Great golden digger wasp is native to the Americas and show a fascinating nesting behaviour. Al-Rajab Photo
If you observed huge, coloured wasps digging in ground around your property, they wouldn’t attack you despite their alarming look.
The great golden digger wasp (Sphex ichneumoneus) is a solitary insect native to the Western Hemisphere, from Canada to South America. Their season in Ontario is from June to October. Adult wasps measure 15 to 27 mm, and males are slightly smaller than females. They owe their name to the short golden hairs that cover the thorax and head. They have a narrow waist and a bi-coloured abdomen, black antennae and orange or golden-brown wings.
These wasps may spend an optimal amount of time in the pre-digging search behaviour and that frequency-dependent selection may be an important factor in the choice of nesting sites.
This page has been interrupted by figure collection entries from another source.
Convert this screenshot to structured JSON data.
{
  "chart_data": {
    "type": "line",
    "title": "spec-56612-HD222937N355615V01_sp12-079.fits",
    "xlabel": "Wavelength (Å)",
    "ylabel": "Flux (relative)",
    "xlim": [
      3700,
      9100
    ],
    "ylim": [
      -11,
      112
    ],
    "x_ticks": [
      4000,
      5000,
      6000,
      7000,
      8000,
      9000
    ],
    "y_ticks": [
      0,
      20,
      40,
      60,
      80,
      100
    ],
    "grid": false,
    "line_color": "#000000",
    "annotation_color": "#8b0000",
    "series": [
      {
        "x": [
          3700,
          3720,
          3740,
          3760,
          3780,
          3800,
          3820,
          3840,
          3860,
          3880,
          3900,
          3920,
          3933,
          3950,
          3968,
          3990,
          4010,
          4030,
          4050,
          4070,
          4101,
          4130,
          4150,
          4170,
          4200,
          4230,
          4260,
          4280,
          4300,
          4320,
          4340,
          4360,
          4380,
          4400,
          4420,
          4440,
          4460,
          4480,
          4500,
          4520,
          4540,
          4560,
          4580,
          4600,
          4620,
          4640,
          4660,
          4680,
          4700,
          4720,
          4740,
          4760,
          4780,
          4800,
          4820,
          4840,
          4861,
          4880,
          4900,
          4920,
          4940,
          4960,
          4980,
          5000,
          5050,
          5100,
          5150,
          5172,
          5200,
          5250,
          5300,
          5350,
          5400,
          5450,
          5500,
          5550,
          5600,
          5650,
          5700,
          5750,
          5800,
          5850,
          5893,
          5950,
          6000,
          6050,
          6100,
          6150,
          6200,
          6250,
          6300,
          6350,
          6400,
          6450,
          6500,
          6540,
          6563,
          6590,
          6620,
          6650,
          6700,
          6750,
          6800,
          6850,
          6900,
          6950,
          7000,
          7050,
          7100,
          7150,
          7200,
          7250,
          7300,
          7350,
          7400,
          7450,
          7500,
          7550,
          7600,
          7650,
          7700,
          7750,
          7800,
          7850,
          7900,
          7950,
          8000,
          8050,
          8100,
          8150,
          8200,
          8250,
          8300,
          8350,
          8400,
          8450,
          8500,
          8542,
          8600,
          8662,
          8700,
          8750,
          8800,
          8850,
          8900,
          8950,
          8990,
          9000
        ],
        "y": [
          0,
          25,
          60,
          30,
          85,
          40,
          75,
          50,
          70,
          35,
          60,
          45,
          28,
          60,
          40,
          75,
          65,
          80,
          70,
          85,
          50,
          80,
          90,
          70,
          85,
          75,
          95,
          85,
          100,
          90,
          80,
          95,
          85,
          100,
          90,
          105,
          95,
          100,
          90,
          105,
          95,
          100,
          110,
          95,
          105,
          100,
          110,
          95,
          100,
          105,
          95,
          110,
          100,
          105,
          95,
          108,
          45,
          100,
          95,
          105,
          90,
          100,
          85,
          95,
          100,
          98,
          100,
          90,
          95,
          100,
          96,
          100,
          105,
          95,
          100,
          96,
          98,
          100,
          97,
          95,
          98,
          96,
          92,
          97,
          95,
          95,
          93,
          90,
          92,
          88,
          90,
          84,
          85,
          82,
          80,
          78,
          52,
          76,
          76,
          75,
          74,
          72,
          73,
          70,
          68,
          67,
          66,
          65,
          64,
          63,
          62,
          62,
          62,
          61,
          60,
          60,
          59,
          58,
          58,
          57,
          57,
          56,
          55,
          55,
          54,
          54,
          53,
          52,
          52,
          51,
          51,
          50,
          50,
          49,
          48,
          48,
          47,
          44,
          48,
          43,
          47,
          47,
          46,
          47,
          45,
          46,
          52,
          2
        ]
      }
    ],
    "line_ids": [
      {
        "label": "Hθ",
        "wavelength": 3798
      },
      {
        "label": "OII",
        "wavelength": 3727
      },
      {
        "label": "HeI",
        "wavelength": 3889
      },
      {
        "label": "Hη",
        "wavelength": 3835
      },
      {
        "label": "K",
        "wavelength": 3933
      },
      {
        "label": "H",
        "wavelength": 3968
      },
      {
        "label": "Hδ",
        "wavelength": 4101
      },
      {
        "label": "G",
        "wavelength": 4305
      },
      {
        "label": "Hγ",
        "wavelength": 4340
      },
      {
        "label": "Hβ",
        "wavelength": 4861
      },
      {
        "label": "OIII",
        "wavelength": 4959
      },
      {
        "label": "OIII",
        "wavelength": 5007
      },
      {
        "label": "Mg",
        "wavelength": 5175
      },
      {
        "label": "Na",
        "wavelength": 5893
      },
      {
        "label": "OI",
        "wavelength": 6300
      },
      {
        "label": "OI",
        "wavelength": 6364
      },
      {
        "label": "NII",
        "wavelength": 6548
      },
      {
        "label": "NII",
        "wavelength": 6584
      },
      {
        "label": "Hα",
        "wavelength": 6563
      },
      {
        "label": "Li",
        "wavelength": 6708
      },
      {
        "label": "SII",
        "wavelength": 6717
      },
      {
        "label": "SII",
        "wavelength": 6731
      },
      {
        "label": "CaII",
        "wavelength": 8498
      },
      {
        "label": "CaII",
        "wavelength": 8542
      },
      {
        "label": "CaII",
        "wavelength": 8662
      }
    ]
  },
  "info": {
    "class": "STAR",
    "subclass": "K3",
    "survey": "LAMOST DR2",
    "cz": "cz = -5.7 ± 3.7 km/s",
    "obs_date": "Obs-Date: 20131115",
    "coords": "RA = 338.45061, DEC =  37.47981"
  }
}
Wasps are not active unless temperatures are high, and they are less active during cloudy weather.
Wasps dig their own burrows, but they often have to abandon these burrows because of temporary unsuitability. Numerous scientific studies covered the fascinating nesting behaviour of digging wasps. After mating in spring, females will dig into loose soil and create a nest. The nests are multicellular with a cylindrical principal tunnel (15 mm wide and 150 mm deep), and secondary tunnels reach to cells. The cells are broader than the tunnels and parallel to the soil.
A female will track small insects and sting them to paralyze, but not to kill them, they remain able to eliminate faces and slightly moving their antennas and mouthparts. The female carries the prey in flight to the nest. The female lays an egg on each prey, when the larva emerges from the egg, it feeds on the insect left for it by the female. There is only one generation a year. Unlike other wasps, she does not actively defend her nest.